Methods: The authors completed a prospective study of individuals who experienced a LAS within 3-weeks of data collection. To be included in the study, participants were required to be between the ages of 18 and 35. In addition, the LAS must have been associated with inflammatory symptoms and caused at least 1-day of interruption in their physical activity. 

Participants who enrolled in the study completed a one-hour data collection session. During this session, participants provided demographic information (age, gender, weight, height, injured leg, dominant leg, and physical activity). Next, participants completed the Modified-BESS, the SLDL, and the DVJ tasks. The Modified-BESS task reflected the previously reported BESS procedures (eyes closed balancing on firm/foam surfaces during double-limb, single-limb and tandem stance), but also included a dual-task component (Backward Digits Span Task). A 40-cm box was used for both the SLDL and DVJ tasks. After completing the data collection sessions, participants were contacted every month to determine whether they re-injured the involved ankle. After 6-months, participants completed the Cumberland Ankle Instability Tool (CAIT) to determine their status as either potential ankle instability or potential copers. Since a patient is not considered to be diagnosed with CAI until 12-months post-injury, the authors found the term ‘potential’ to be most appropriate.  Individuals who scored lower than a 24 on the CAIT and/or experienced any re-sprain during the follow-up period were classified as ‘potential ankle instability’. Participants who scored 24 or greater on the CAIT and did not experience any re-sprains were classified as ‘potential copers’. 

Results: Thirty-three individuals completed the study where 21 of the individuals met the potential ankle instability criteria 6-months following their initial injury. Specific to the main outcome measures, the authors found that for every 1-point increase observed on the Foam-Tandem stance task (part of the Modified BESS) increased the odds of developing ankle instability by 1.5. In addition, participants who were unwilling to complete the SLDL increased their odds of developing ankle instability by 10. Finally, individuals who sustained a LAS to their non-dominant limb had a 6 times greater odds of developing ankle instability when compared to individuals who sprained the ankle on the dominant limb. 

Rolling the field forward: The authors report that various functional tests, as well as demographic information may help clinicians prospectively identify individuals at a heightened risk of developing ankle instability 6-months after the initial injury.
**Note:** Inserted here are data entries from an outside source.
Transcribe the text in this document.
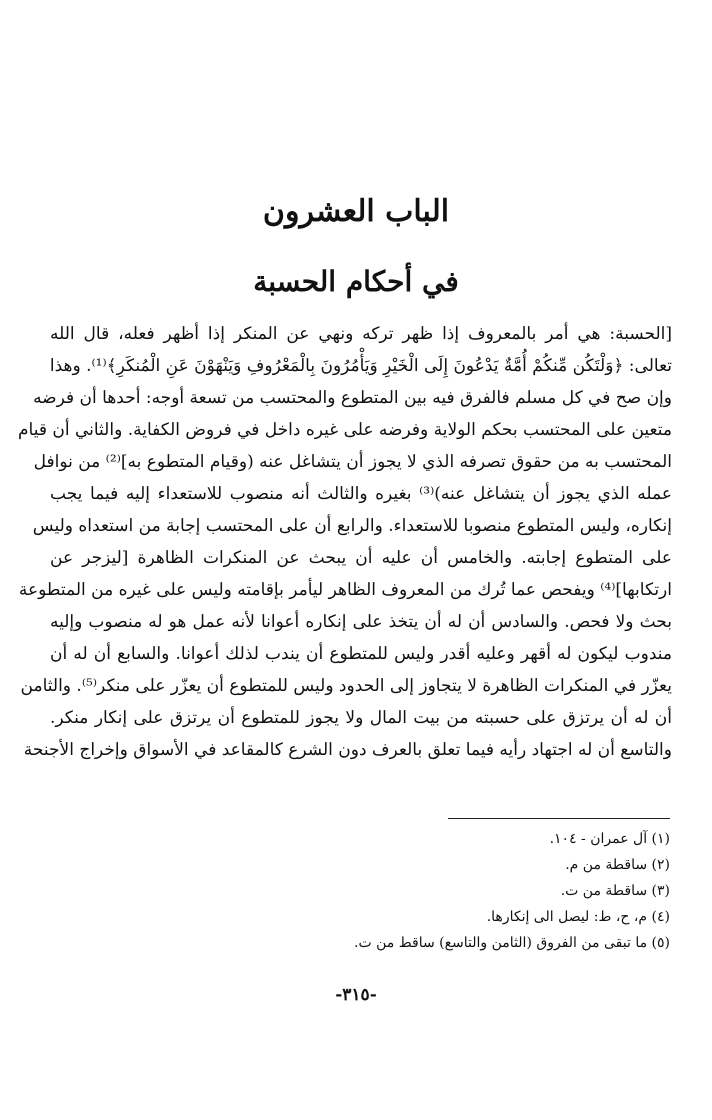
الباب العشرون
في أحكام الحسبة

[الحسبة: هي أمر بالمعروف إذا ظهر تركه ونهي عن المنكر إذا أظهر فعله، قال الله
تعالى: ﴿وَلْتَكُن مِّنكُمْ أُمَّةٌ يَدْعُونَ إِلَى الْخَيْرِ وَيَأْمُرُونَ بِالْمَعْرُوفِ وَيَنْهَوْنَ عَنِ الْمُنكَرِ﴾⁽¹⁾. وهذا
وإن صح في كل مسلم فالفرق فيه بين المتطوع والمحتسب من تسعة أوجه: أحدها أن فرضه
متعين على المحتسب بحكم الولاية وفرضه على غيره داخل في فروض الكفاية. والثاني أن قيام
المحتسب به من حقوق تصرفه الذي لا يجوز أن يتشاغل عنه (وقيام المتطوع به]⁽²⁾ من نوافل
عمله الذي يجوز أن يتشاغل عنه)⁽³⁾ بغيره والثالث أنه منصوب للاستعداء إليه فيما يجب
إنكاره، وليس المتطوع منصوبا للاستعداء. والرابع أن على المحتسب إجابة من استعداه وليس
على المتطوع إجابته. والخامس أن عليه أن يبحث عن المنكرات الظاهرة [ليزجر عن
ارتكابها]⁽⁴⁾ ويفحص عما تُرك من المعروف الظاهر ليأمر بإقامته وليس على غيره من المتطوعة
بحث ولا فحص. والسادس أن له أن يتخذ على إنكاره أعوانا لأنه عمل هو له منصوب وإليه
مندوب ليكون له أقهر وعليه أقدر وليس للمتطوع أن يندب لذلك أعوانا. والسابع أن له أن
يعزّر في المنكرات الظاهرة لا يتجاوز إلى الحدود وليس للمتطوع أن يعزّر على منكر⁽⁵⁾. والثامن
أن له أن يرتزق على حسبته من بيت المال ولا يجوز للمتطوع أن يرتزق على إنكار منكر.
والتاسع أن له اجتهاد رأيه فيما تعلق بالعرف دون الشرع كالمقاعد في الأسواق وإخراج الأجنحة

(١) آل عمران - ١٠٤.
(٢) ساقطة من م.
(٣) ساقطة من ت.
(٤) م، ح، ط: ليصل الى إنكارها.
(٥) ما تبقى من الفروق (الثامن والتاسع) ساقط من ت.
-٣١٥-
Clinicians can incorporate functional tasks as an evaluation tool to help guide the return to activity process.

Question for the researchers: The criteria required participants to be within 3-weeks of the LAS at the time of data collection; however, the time since injury was not reported. Did the authors observe differences in time since ankle sprain among participants? Do the authors have a recommendation as to when clinicians should incorporate these functional tasks as part of their evaluation?